A UCSD undergraduate student filed a lawsuit against UCSD to be absolved of his alleged sexual misconduct on March 30.

In the petition for writ of mandate, John Doe’s attorneys Matthew Haberkorn and Mark Hathaway asserted that their client is wrongly accused of sexual assaults and, therefore, demanded their client to be exempt from the penal suspension of one year and a quarter.

Mark Hathaway also expressed that the UCSD’s procession on the investigation was unjust because the procedure was carried out without concrete evidence.

“The process itself is what we’re calling into question,” Hathaway told the UCSD Guardian. “In any time that there’s a procedure that results in someone losing significant rights, that procedure should be fair and balanced.”

Ryan Huyler, associate vice president of student advocacy, claimed that it is very possible that the Office for the Prevention of Harassment and Discrimination agents have proceeded a coercive investigation with Doe’s case.

“It’s very possible. OPHD agents will investigate any complaint they get, and I know that they will investigate sexual assault ones more thoroughly,” Huyler said. “That’s just how they operate, especially with sexual assaults.”

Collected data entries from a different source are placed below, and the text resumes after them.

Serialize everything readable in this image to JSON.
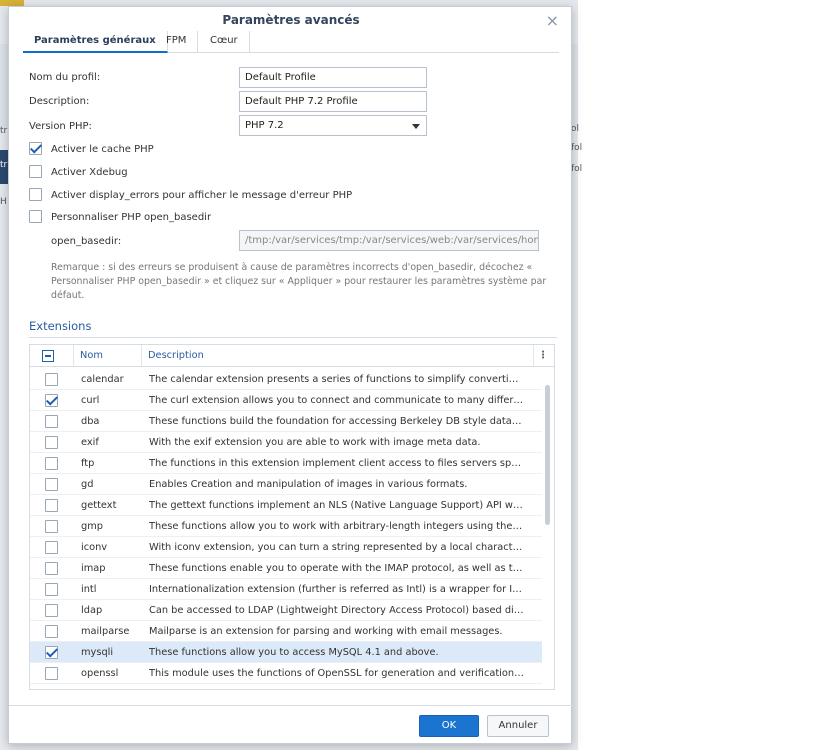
{
  "background": {
    "fragments": [
      "tr",
      "tr",
      "H"
    ],
    "right_fragments": [
      "ol",
      "fol",
      "fol"
    ]
  },
  "dialog": {
    "title": "Paramètres avancés",
    "close_glyph": "×",
    "tabs": [
      {
        "label": "Paramètres généraux",
        "active": true
      },
      {
        "label": "FPM",
        "active": false
      },
      {
        "label": "Cœur",
        "active": false
      }
    ]
  },
  "form": {
    "profile_name_label": "Nom du profil:",
    "profile_name_value": "Default Profile",
    "description_label": "Description:",
    "description_value": "Default PHP 7.2 Profile",
    "php_version_label": "Version PHP:",
    "php_version_value": "PHP 7.2",
    "php_cache_label": "Activer le cache PHP",
    "php_cache_checked": true,
    "xdebug_label": "Activer Xdebug",
    "xdebug_checked": false,
    "display_errors_label": "Activer display_errors pour afficher le message d'erreur PHP",
    "display_errors_checked": false,
    "open_basedir_custom_label": "Personnaliser PHP open_basedir",
    "open_basedir_custom_checked": false,
    "open_basedir_label": "open_basedir:",
    "open_basedir_value": "/tmp:/var/services/tmp:/var/services/web:/var/services/home",
    "remark": "Remarque : si des erreurs se produisent à cause de paramètres incorrects d'open_basedir, décochez « Personnaliser PHP open_basedir » et cliquez sur « Appliquer » pour restaurer les paramètres système par défaut."
  },
  "extensions": {
    "heading": "Extensions",
    "columns": {
      "name": "Nom",
      "description": "Description",
      "menu_glyph": "⋮"
    },
    "rows": [
      {
        "name": "calendar",
        "description": "The calendar extension presents a series of functions to simplify converting b...",
        "checked": false
      },
      {
        "name": "curl",
        "description": "The curl extension allows you to connect and communicate to many different ...",
        "checked": true
      },
      {
        "name": "dba",
        "description": "These functions build the foundation for accessing Berkeley DB style databas...",
        "checked": false
      },
      {
        "name": "exif",
        "description": "With the exif extension you are able to work with image meta data.",
        "checked": false
      },
      {
        "name": "ftp",
        "description": "The functions in this extension implement client access to files servers speaki...",
        "checked": false
      },
      {
        "name": "gd",
        "description": "Enables Creation and manipulation of images in various formats.",
        "checked": false
      },
      {
        "name": "gettext",
        "description": "The gettext functions implement an NLS (Native Language Support) API whic...",
        "checked": false
      },
      {
        "name": "gmp",
        "description": "These functions allow you to work with arbitrary-length integers using the G...",
        "checked": false
      },
      {
        "name": "iconv",
        "description": "With iconv extension, you can turn a string represented by a local character s...",
        "checked": false
      },
      {
        "name": "imap",
        "description": "These functions enable you to operate with the IMAP protocol, as well as the...",
        "checked": false
      },
      {
        "name": "intl",
        "description": "Internationalization extension (further is referred as Intl) is a wrapper for IC...",
        "checked": false
      },
      {
        "name": "ldap",
        "description": "Can be accessed to LDAP (Lightweight Directory Access Protocol) based direc...",
        "checked": false
      },
      {
        "name": "mailparse",
        "description": "Mailparse is an extension for parsing and working with email messages.",
        "checked": false
      },
      {
        "name": "mysqli",
        "description": "These functions allow you to access MySQL 4.1 and above.",
        "checked": true,
        "selected": true
      },
      {
        "name": "openssl",
        "description": "This module uses the functions of OpenSSL for generation and verification of ...",
        "checked": false
      }
    ]
  },
  "footer": {
    "ok_label": "OK",
    "cancel_label": "Annuler"
  }
}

The 20-year-old male student, under the pseudonym of “John Doe,” emerged as an alleged subject of sexual misconduct when a 20-year-old female undergraduate at UCSD, referred to as “Jane Roe,” reported Doe’s sexual assault on her that she claimed to happen in the morning of Feb. 1, 2014 to the OPHD on June 5, 2014, and filed a request of for a formal investigation 11 days later.

According to Roe’s testimony of the morning of Feb. 1, 2014, “There wasn’t any sexual activity other than him putting his hands down my pants and trying to finger me and touch me down there and me telling him directly to stop and pushing his hand away …”

OPHD Complaint Resolution Officer Elena Acevedo Dalcourt affirmed that the alleged incident is a violation of UCSD Student Sex Offense Policy, given that “[Mr. Doe] is alleged to have digitally penetrated the student’s vagina after she repeatedly stated that she did not want to engage in sexual activity with him.”

However, John Doe denied this incident in his testimony, although both parties agreed that John Doe and Jane Roe have engaged in consensual sexual intercourse before the incident and in the evening of the incident.

Although the two parties disagreed on what happened in the morning of Feb. 1, the investigation continued.

Under the university’s decisions, John Doe was suspended from the university for a year and a quarter.

Hathaway explained that the procedure, through which the decisions were made, was not valid in his opinion.

“There was evidence not given witness; none of the statements were provided to the student,” Hathaway said. “And the decisions were made on essentially, as far as we can tell, secret evidence, which really, in 21st century America, should never happen.”

In the lawsuit, Haberkorn and Hathaway described the importance of their current process.

“Petitioner, an aggrieved college student, must exhaust judicial remedies through this petition for writ of mandate following Respondent’s administrative appeal process, which is now final, before bringing an action in state court for damages and other relief …,” Haberkorn and Hathaway wrote in the lawsuit petition. “

John Doe is currently attending classes at UCSD, and he will formally request an extension in court on May 1, until the petition is heard.